Further, China is in the top three nations in the world for venture capital investment in areas such as virtual reality, autonomous vehicles, and artificial intelligence. In May this year, it was reported that the region’s VC investment had totaled $56.44 billion, an increase on the year before of 132%.

Demand, therefore, is clearly in the ascendency, and although the country’s non-financial debt—household, corporate, and government debt—is estimated by the International Monetary Fund to reach 300% of GDP by 2022, business confidence year-on-year has proven healthy.

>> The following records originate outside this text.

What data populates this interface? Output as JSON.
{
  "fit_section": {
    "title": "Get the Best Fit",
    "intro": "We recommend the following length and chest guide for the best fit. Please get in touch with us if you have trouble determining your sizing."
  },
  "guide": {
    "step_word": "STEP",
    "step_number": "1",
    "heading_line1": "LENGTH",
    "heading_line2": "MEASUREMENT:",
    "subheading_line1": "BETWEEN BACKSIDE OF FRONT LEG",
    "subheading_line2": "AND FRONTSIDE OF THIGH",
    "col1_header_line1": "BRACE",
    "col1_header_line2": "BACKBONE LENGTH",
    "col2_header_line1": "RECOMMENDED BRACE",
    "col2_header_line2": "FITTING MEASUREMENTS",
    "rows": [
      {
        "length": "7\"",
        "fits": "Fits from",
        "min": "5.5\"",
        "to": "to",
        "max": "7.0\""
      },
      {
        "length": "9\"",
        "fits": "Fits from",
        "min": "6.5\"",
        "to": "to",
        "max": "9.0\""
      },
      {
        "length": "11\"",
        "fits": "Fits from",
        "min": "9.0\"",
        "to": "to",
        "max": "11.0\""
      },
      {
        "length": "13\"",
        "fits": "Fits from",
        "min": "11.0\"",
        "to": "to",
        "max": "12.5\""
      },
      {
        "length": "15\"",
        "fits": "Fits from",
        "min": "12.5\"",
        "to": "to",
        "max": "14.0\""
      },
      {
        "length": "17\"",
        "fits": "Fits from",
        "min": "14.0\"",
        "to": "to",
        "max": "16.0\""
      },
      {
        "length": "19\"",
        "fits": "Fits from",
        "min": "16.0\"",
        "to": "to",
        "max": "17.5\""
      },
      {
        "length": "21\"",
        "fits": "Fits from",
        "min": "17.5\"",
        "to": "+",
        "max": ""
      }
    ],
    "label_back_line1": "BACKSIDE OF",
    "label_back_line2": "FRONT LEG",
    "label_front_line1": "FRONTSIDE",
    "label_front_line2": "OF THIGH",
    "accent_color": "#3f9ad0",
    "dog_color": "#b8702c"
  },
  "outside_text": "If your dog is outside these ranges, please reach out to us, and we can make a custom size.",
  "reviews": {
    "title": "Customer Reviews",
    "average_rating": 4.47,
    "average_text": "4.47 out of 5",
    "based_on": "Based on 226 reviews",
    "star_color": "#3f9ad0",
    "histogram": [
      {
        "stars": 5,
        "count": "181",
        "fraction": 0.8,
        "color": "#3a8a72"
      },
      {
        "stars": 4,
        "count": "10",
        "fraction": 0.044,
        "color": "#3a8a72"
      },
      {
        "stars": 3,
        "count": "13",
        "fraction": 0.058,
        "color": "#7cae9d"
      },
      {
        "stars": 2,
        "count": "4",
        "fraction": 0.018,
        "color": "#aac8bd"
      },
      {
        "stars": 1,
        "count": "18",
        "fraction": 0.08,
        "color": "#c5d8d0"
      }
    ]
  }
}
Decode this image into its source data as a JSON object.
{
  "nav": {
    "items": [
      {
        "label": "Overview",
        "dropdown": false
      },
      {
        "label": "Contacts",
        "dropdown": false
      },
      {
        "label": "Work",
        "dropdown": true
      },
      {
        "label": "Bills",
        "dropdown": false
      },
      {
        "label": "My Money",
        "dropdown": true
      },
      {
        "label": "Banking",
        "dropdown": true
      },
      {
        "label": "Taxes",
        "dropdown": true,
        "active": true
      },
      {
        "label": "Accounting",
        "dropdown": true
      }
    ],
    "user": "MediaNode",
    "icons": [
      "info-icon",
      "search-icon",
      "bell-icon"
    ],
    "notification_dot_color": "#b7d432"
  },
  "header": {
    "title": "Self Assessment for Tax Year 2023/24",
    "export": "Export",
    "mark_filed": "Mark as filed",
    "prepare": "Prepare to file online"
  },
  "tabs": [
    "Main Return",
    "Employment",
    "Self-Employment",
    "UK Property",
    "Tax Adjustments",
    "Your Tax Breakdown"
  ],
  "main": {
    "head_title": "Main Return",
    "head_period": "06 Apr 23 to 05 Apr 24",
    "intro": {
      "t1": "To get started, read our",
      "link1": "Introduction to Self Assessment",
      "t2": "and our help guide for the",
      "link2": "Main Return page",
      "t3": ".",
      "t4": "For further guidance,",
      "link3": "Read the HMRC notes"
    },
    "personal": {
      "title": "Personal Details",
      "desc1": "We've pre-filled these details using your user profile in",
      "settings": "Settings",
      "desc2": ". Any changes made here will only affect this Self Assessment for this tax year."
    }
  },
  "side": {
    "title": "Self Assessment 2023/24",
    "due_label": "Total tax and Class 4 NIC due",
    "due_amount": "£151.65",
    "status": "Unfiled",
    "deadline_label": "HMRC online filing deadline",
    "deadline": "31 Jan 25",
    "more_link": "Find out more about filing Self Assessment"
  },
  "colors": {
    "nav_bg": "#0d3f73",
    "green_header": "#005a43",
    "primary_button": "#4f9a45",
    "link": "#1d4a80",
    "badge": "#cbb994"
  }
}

In September this year, CKGSB’s Business Confidence Index (BCI), directed by Li Wei, a professor of economics at the school, hit 62.4—painting a rosy picture of the Chinese economy.

The index polls Chinese executives on how they feel about China’s macroeconomic environment—they are asked to deem whether their businesses are optimistic about a variety of economic factors over the coming six months.

“This was the second highest value of the BCI in 2017, second only to 63.9 in April,” Li says. “This shows that demand in the economy has risen significantly and that the prospects for economic growth are rosy.”

China’s economic growth, therefore, should be “smooth”, Li explains. GDP growth year-on-year reached 6.9% in the first half of the year, which Li says translates to the Chinese economy well on track to hit the growth goal set by the government for 2017.

An increase in business demand nationwide can be seen in the Xiong’an New Area—a zone 60 miles southwest of Beijing formed on the back of the Chinese government’s plans to combine the counties of Rongcheng, Anxin, and Xiong into a hub of high-tech innovation and sustainable development.

Among the initiatives there, a new science and technology park will offer 300,000-500,000 of Beijing’s most talented residents the opportunity to relocate and revolutionize the area. Opportunities are rife for MBA students from Beijing’s CKGSB to venture into the tech-startup world.